Mathieu Laberge, professeur en économie au collège Gérald-Godin, estime que le dégel des frais de scolarité est nécessaire.
Photo : Stéphane Brunet
Dégel des frais de scolarité
Professeur et étudiants se positionnent au collège Gérald-Godin
Le dégel des frais de scolarité à l’université fait partie des enjeux de la présente campagne électorale. Au collège Gérald-Godin, l’AGÉ [Association générale des étudiants] se campe sur ses positions et de l’autre côté, le professeur en économie, Mathieu Laberge, en défend une tout autre. Le choc des idées a au moins le bénéfice d’alimenter le débat.
La ferme intention de Jean Charest d’augmenter les frais de scolarité à l’université ne fait pas l’affaire de tous. Les étudiants du collège Gérald-Godin se sont prononcés pour la gratuité scolaire, le 31 janvier dernier lors d’une assemblée générale. Pour eux, même si les cégeps ne sont pas touchés par cette possible décision gouvernementale, la gratuité scolaire et le maintien du gel des droits de scolarité ne sont pas négociables.
«70 % des étudiants du collège Gérald-Godin vont à l’université, explique Mathieu Pepin, secrétaire à l’AGÉ. Ça nous touche directement.
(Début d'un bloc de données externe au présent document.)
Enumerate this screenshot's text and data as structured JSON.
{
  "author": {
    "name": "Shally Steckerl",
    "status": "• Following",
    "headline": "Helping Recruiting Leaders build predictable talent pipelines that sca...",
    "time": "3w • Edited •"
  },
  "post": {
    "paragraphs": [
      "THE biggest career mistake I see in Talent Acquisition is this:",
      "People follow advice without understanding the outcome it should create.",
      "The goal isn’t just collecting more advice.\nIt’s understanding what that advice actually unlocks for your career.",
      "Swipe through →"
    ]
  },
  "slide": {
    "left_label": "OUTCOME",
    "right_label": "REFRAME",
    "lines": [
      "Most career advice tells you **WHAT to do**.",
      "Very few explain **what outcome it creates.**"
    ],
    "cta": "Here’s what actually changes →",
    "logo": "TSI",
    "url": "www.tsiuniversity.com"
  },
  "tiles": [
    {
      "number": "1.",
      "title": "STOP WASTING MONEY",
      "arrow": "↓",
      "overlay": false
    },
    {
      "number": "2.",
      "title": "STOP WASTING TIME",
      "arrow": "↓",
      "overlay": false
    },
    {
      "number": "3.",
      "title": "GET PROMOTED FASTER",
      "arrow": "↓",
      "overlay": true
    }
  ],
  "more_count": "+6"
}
Une augmentation de 50 $ de plus par session au départ, jusqu'à concurrence de 500 $ par session, lorsque ce sera arrivé à échéance dans cinq ans, ça va coûter 3000 $ de plus pour avoir un bac. Ça devient un problème pour ceux qui désirent s’instruire et qui n’ont pas d’argent.»
Des arguments
Dans un communiqué, le président Sébastien Tellier défend l’équité intergénérationnelle. «Pendant dix ans, une génération d’étudiants aura eu accès à une éducation sans frais excessifs et les futures cohortes devront débourser 1000 $ de plus par an. L’accès égal à l’éducation est ainsi mis en péril puisque la hausse de frais de scolarité peut nuire aux citoyens à faible revenu.»
Il trouve paradoxal que les étudiants soient taxés dans une société où on impose très peu les entreprises pour stimuler l'économie. «Qui gèrera ces entreprises, et assurera la relève, sinon les étudiants? Ils font déjà leur part en assurant un avenir au Québec.»
Autres points de vue
Par contre, le professeur Mathieu Laberge, qui était, il y a dix ans, vice-président de la Fédération collégiale du Québec et contre le dégel des frais de scolarité à l’époque, affiche maintenant des positions contraires. «J’ai fait ce débat il y a dix ans et ce n’est plus mon combat. Il faut compter que j’ai fait deux recherches, une en fin de bac et une autre au niveau de ma maîtrise en économie sur la question bien particulière des droits de scolarité et l’impact du dégel. […] Ma réflexion a évolué et je suis maintenant pour un dégel graduel et quantifié.»
Monsieur Laberge est d’accord avec la proposition du Parti libéral puisqu’on promet de transférer 25 % des montants supplémentaires obtenus grâce au dégel dans le système d’aide financière aux étudiants. Il spécifie que ce n’est pas par allégeance politique qu’il défend cette idée, mais par désir d’évaluer une politique publique intéressante. «S’il [Jean Charest] avait dit: on dégèle sans investissement dans les bourses, j’aurais été radicalement contre.»
Un pour tous
Le gel actuel permet aux enfants de parents bien nantis de payer le même montant que ceux issus de milieux défavorisés. Selon lui, une formation universitaire apporte un salaire plus élevé à l’individu qui rapporte à son tour plus d’impôt pour la société. «On constate que c’est rentable pour la société de faire graduer les gens. C’est donc raisonnable de subventionner l’éducation jusqu’à un certain point, mais le bénéfice est d’abord et avant tout pour l’individu qui s’instruit. Dans ce sens, il est logique que l’individu participe au financement de sa formation.»
Conséquences
Il met les étudiants en garde contre une position trop radicale qui pourrait les exclure du processus. Les métaphores guerrières, pancartes et mégaphones pourraient leur nuire et couper la communication avec le gouvernement. «Ce qu’il faut maintenant, c’est un débat avec des éléments fondés et que les étudiants expliquent pourquoi ils ne sont pas d’accord et ce qui les inquiète. Il faut être capable d’évaluer et de discuter sans que ça vire à la manifestation à chaque fois.»
«À partir du moment où on a une proposition claire sur la table, on peut en débattre et l’amender.»